Black holes are mysterious objects which are usually known for their ability to rip stars apart or suck them in if they trespass the region called the event horizon around them. A miraculous discovery has been made by a team of researchers led by a graduate student, Zachary Schutte from Montana State University regarding the black holes. A supermassive black hole at the center of a galaxy called Henize 2-10 is helping with the formation of new stars in a nearby nursery.
There are various kinds of black holes ranging from a mass about 10 times the mass of the Sun to a few million times the mass of the Sun. The heavier ones are found at the center of galaxies and are called supermassive black holes.
Supermassive black holes are usually found at the center of most galaxies and, when these have big jets of material coming out of them that can extend to millions of miles in the space, they are called active galactic nuclei (AGNs). Usually, these jets are so hot (~ millions of degrees) that anything in their vicinity is destroyed. However, if one of these jets is at the right distance from a given gas cloud, it would heat it up just the right amount to help start star formation. All the stars in this universe were formed from gas clouds collapsing under their gravity eventually becoming hot enough to form stars.

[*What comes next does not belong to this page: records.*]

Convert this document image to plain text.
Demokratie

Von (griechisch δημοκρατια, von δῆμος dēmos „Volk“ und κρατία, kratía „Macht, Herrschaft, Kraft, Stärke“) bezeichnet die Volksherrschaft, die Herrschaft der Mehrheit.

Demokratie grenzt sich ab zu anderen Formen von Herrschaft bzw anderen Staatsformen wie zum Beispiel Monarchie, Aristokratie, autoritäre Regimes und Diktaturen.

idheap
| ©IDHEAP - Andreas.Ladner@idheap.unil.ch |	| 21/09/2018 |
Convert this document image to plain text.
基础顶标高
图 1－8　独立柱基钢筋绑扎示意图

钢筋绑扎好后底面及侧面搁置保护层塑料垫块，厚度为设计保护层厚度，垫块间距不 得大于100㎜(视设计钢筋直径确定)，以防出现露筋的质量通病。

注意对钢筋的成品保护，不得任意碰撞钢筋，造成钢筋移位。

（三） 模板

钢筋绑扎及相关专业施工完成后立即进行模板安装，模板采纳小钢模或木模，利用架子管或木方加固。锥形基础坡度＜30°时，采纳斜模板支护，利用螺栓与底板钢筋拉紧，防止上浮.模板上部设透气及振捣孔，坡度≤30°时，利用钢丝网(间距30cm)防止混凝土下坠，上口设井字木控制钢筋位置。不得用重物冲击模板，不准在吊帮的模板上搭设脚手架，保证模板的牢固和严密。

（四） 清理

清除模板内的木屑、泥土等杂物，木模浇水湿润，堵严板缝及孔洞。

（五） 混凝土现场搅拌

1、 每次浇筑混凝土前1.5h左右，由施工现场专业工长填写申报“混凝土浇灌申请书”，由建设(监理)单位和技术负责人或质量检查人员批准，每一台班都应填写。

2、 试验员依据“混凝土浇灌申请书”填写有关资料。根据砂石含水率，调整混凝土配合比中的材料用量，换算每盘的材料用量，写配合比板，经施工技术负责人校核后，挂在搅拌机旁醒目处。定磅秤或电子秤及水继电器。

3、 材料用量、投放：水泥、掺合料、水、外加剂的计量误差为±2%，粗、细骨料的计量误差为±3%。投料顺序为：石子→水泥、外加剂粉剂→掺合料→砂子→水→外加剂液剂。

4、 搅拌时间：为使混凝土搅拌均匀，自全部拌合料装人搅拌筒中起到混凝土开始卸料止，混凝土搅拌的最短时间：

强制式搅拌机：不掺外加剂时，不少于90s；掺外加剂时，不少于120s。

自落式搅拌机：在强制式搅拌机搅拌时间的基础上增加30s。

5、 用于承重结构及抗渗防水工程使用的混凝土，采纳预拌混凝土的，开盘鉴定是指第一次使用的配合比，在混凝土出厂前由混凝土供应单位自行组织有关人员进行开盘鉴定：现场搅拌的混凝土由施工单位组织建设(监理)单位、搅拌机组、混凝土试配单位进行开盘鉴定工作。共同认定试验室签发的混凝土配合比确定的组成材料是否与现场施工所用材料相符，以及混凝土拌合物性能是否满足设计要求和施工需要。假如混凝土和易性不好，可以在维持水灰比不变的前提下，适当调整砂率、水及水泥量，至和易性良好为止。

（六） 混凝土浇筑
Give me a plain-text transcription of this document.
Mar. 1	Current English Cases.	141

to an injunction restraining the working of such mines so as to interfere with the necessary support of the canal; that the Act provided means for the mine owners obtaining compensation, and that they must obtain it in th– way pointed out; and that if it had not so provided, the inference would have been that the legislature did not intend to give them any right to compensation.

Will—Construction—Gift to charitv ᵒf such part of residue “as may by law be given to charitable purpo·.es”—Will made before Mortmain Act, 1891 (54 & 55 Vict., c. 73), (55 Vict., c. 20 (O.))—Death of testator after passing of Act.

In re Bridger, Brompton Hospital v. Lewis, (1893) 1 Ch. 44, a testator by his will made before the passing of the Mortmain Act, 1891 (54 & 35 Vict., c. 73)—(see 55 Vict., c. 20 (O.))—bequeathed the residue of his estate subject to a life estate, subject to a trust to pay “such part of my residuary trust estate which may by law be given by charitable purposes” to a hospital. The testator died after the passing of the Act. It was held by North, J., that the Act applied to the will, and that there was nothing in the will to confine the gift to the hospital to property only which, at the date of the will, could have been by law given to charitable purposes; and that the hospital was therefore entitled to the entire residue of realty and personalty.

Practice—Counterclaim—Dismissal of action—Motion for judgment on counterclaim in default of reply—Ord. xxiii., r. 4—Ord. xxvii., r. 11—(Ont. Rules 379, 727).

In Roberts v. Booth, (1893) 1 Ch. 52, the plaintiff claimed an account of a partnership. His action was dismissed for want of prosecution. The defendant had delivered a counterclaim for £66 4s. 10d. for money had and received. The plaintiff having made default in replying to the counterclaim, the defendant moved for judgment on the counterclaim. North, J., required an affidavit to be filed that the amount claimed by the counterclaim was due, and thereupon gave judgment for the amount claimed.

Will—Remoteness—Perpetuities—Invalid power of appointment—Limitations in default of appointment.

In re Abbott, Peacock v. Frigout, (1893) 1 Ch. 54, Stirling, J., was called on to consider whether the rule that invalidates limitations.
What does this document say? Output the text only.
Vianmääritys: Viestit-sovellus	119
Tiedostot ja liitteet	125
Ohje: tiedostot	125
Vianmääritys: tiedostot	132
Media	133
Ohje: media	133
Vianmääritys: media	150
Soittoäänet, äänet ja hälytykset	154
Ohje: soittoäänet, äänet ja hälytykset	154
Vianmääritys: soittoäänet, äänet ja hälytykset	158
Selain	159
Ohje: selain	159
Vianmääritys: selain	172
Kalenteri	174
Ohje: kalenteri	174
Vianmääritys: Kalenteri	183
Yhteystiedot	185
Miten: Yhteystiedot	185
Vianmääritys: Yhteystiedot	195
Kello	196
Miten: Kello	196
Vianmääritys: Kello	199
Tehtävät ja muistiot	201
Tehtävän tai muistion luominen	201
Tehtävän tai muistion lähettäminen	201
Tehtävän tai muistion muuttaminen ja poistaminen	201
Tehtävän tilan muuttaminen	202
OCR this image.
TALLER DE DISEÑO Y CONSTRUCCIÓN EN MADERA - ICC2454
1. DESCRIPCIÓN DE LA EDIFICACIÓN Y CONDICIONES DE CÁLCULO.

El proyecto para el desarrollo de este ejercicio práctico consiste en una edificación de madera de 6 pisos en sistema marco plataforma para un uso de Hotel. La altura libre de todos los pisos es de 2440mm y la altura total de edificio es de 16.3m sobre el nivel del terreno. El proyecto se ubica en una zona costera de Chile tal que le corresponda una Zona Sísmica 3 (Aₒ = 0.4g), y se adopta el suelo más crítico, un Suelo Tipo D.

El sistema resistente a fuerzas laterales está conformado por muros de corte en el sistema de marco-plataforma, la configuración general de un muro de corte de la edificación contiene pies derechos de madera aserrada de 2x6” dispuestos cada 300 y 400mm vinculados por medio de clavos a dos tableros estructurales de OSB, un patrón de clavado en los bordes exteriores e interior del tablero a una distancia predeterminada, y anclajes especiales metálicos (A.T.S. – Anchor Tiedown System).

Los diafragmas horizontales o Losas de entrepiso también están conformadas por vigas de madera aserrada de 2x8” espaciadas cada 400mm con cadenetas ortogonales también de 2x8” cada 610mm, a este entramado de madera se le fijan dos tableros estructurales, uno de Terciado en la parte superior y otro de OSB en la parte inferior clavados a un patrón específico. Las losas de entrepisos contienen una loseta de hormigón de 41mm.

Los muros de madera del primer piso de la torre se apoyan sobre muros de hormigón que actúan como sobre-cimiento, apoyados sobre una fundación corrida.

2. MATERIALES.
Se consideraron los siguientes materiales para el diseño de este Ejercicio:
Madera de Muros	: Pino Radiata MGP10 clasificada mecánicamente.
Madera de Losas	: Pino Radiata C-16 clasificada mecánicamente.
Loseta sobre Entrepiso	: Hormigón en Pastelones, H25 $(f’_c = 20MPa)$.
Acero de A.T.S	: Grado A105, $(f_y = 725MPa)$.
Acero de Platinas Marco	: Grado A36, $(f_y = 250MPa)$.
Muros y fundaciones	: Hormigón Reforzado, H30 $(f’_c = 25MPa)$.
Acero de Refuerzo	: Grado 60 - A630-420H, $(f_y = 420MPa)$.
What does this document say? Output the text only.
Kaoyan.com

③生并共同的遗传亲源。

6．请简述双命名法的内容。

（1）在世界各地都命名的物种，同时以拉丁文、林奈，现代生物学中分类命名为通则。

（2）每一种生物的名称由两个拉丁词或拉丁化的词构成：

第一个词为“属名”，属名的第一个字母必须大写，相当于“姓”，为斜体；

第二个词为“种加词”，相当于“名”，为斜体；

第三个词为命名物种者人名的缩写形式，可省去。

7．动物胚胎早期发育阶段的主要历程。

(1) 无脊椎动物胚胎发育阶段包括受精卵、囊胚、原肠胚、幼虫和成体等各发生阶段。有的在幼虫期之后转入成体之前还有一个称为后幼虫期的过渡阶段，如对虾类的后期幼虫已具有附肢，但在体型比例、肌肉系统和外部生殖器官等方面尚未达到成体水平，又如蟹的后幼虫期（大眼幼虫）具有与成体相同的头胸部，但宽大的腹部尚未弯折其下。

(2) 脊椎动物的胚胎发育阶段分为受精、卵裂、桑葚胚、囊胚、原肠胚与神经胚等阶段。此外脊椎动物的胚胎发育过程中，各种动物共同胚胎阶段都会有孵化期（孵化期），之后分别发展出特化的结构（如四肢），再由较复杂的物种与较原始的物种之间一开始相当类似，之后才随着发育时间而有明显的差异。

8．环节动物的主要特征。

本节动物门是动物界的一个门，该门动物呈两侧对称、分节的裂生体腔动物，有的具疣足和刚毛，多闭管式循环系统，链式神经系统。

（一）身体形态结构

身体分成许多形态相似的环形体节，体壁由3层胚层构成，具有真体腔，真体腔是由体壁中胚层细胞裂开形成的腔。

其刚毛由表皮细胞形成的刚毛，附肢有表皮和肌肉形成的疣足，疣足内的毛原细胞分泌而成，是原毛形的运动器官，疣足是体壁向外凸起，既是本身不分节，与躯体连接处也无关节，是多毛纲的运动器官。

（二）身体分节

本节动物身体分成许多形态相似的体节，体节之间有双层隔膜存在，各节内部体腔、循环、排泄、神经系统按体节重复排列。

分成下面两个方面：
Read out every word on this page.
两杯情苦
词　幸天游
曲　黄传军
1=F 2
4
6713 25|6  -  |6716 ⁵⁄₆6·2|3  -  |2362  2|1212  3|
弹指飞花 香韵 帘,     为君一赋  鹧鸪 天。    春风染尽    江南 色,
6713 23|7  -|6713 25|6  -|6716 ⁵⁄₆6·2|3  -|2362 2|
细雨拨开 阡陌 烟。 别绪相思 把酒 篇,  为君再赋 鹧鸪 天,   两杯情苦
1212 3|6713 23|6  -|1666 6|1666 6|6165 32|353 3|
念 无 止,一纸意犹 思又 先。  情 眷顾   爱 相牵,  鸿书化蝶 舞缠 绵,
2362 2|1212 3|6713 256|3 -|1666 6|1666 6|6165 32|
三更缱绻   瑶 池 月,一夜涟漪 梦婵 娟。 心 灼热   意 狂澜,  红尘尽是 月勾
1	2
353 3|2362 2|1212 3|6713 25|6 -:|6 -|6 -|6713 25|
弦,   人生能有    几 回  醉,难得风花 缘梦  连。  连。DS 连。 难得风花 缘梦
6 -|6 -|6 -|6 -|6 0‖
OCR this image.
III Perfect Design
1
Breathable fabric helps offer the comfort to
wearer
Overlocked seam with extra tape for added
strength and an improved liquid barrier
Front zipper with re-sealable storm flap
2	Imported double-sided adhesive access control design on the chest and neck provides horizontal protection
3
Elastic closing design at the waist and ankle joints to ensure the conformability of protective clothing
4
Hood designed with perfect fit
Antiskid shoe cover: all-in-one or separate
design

These researchers found one active supermassive black hole with jets one of which is heating up a gas cloud about 230 light-years away from it. This means that light takes about 230 years to travel from this black hole to the nearby gas cloud. As stated earlier, if this jet is at just the right distance, it could help with star formation. This is exactly what is happening in this scenario. They saw pictorial evidence of this phenomenon using the Hubble Space Telescope. This was only possible because this galaxy is only 30 million light-years away, which is nearby in astronomical terms to us. This amazing and rare discovery was published in the Nature journal in January, 2022.